Police appeal over ‘reckless’ driver who drove at cyclist at speed after row
Officers were unable to track down the ‘dangerous’ man after he sped away in reverse.
Police are appealing for help hunting a “reckless” driver seen in footage on social media arguing with a cyclist before driving at him “at speed”.
IT consultant Dave Clifton, 50, was nearly struck by the driver of a black Audi A3 in Clapham, south-west London, at around 8am on Wednesday.
Scotland Yard issued an appeal on Sunday after being unable to track down the “dangerous” man after he sped away in reverse from an officer.
“Luckily no-one was seriously injured or even killed by this reckless driver,” Detective Constable James Preston said.
Mr Clifton’s video starts with the driver yelling while stopped at traffic lights near Clapham North station.
He then swerves into a bus lane, nearly striking the cyclist for the first time.
Stopped at a further set of lights, the driver repeatedly throws debris from his car at the cyclist while hurling obscenities.
“When the lights turned green, the driver turned his car towards the victim and drove at him at speed before changing direction,” police said.
The Audi takes a left onto a side-street where a witness said he nearly hit another cyclist, according to police.
A large group of bikers stop and the driver turns around, mounts the pavement and drives towards them.
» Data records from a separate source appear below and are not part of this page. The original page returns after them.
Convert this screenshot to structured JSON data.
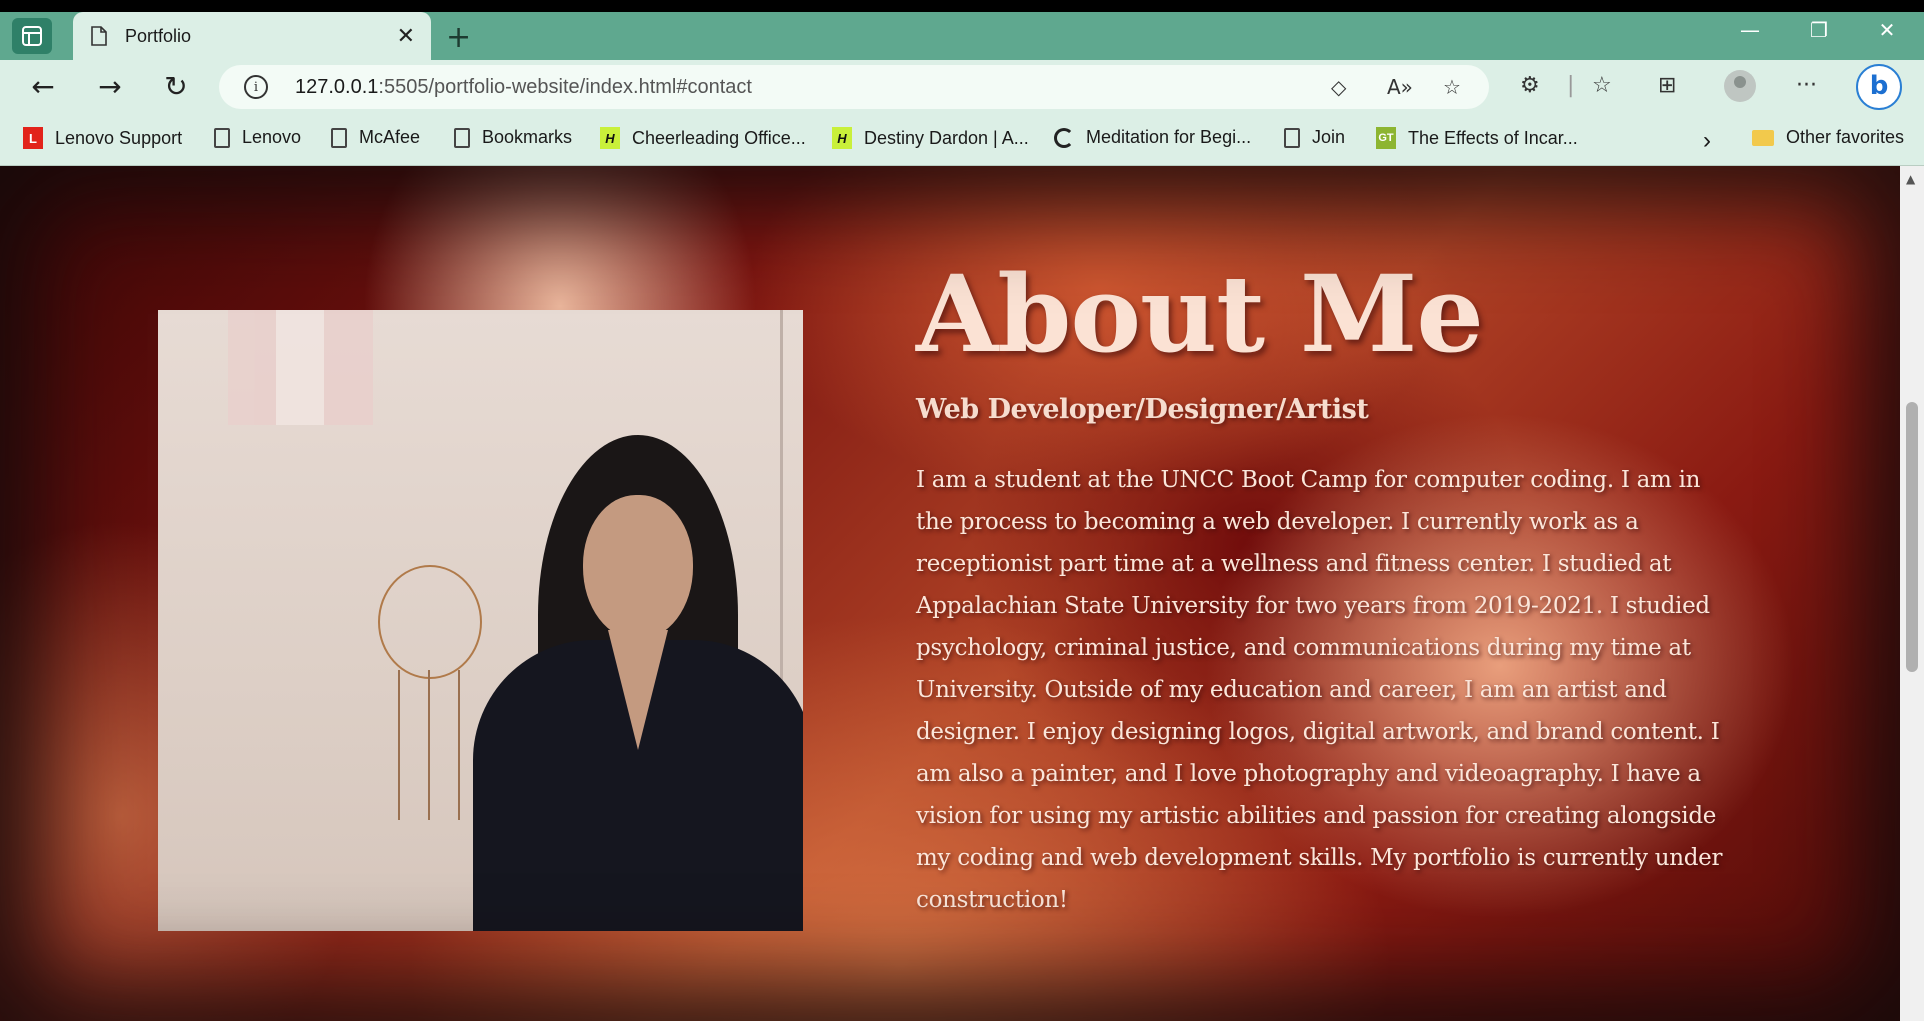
{
  "browser": {
    "tab": {
      "title": "Portfolio"
    },
    "address": {
      "host": "127.0.0.1",
      "rest": ":5505/portfolio-website/index.html#contact"
    },
    "bookmarks": [
      {
        "label": "Lenovo Support",
        "icon": "lenovo-icon"
      },
      {
        "label": "Lenovo",
        "icon": "page-icon"
      },
      {
        "label": "McAfee",
        "icon": "page-icon"
      },
      {
        "label": "Bookmarks",
        "icon": "page-icon"
      },
      {
        "label": "Cheerleading Office...",
        "icon": "h-icon"
      },
      {
        "label": "Destiny Dardon | A...",
        "icon": "h-icon"
      },
      {
        "label": "Meditation for Begi...",
        "icon": "circle-icon"
      },
      {
        "label": "Join",
        "icon": "page-icon"
      },
      {
        "label": "The Effects of Incar...",
        "icon": "gt-icon"
      }
    ],
    "other_favorites": "Other favorites",
    "glyphs": {
      "h": "H",
      "gt": "GT",
      "lenovo": "L",
      "bing": "b"
    }
  },
  "page": {
    "heading": "About Me",
    "subtitle": "Web Developer/Designer/Artist",
    "bio": "I am a student at the UNCC Boot Camp for computer coding. I am in the process to becoming a web developer. I currently work as a receptionist part time at a wellness and fitness center. I studied at Appalachian State University for two years from 2019-2021. I studied psychology, criminal justice, and communications during my time at University. Outside of my education and career, I am an artist and designer. I enjoy designing logos, digital artwork, and brand content. I am also a painter, and I love photography and videoagraphy. I have a vision for using my artistic abilities and passion for creating alongside my coding and web development skills. My portfolio is currently under construction!"
  }
}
“It’s a stolen car,” the driver says as they threaten to call the police.
An officer in an un-marked car turns up to cheers, but the driver reverses down Dorset Road at speed.
“It’s worrying having drivers on the road like that, certainly,” Mr Clifton, of Wimbledon, south-west London said.
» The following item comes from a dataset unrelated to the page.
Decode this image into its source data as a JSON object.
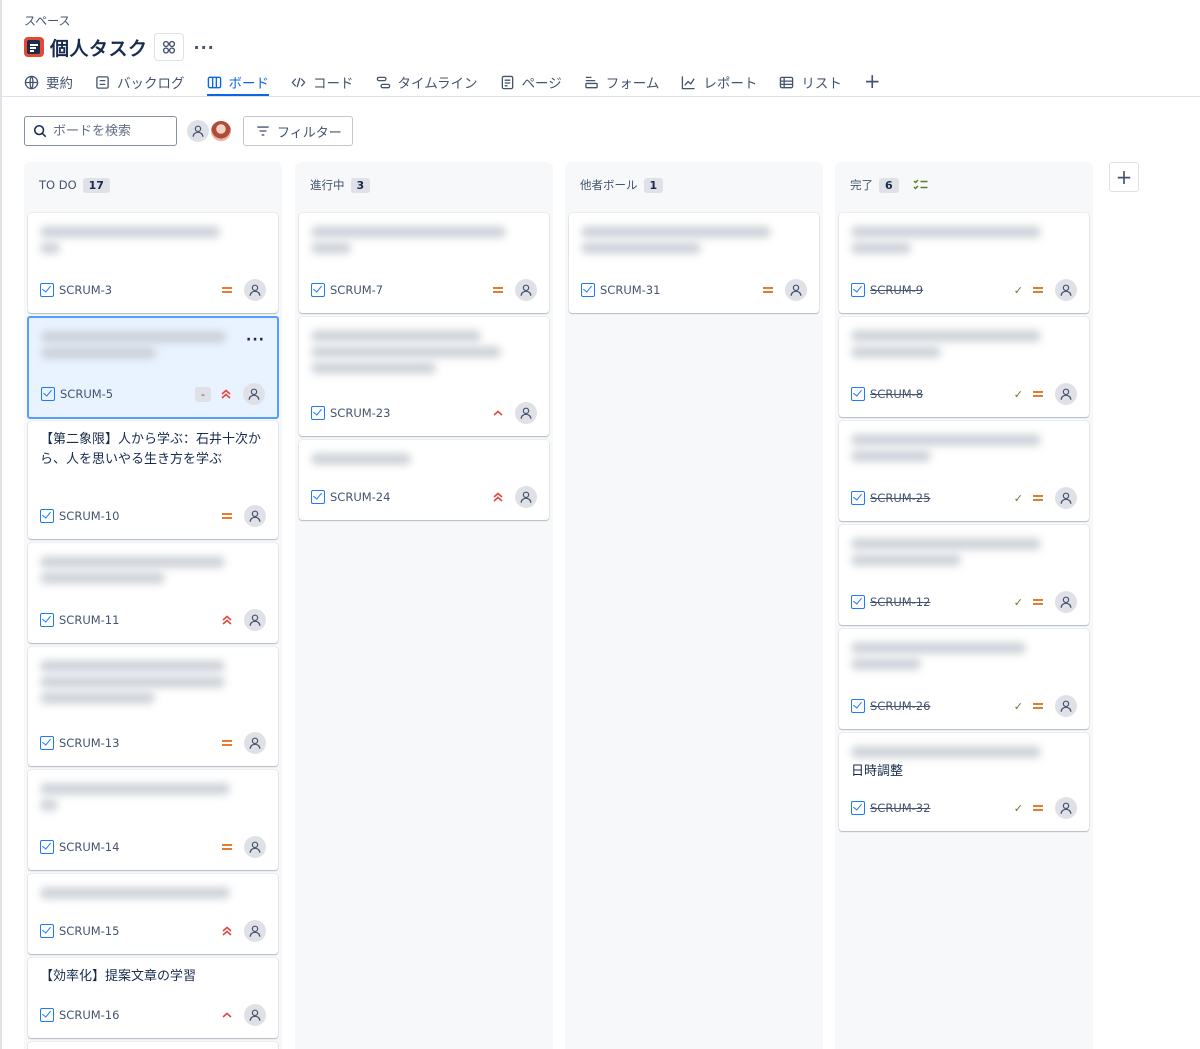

“It’s all just really bizarre. I don’t know if he’s just having a bad morning or what. He seems to be picking on everybody.”
Det Con Preston said: “We are still trying to trace him and urge anyone who recognises him to contact the police as soon as possible.
“The sooner you call us, the sooner we can take this dangerous driver off the road.”
Witnesses should contact 101 or Crimestoppers anonymously on 0800 555 111.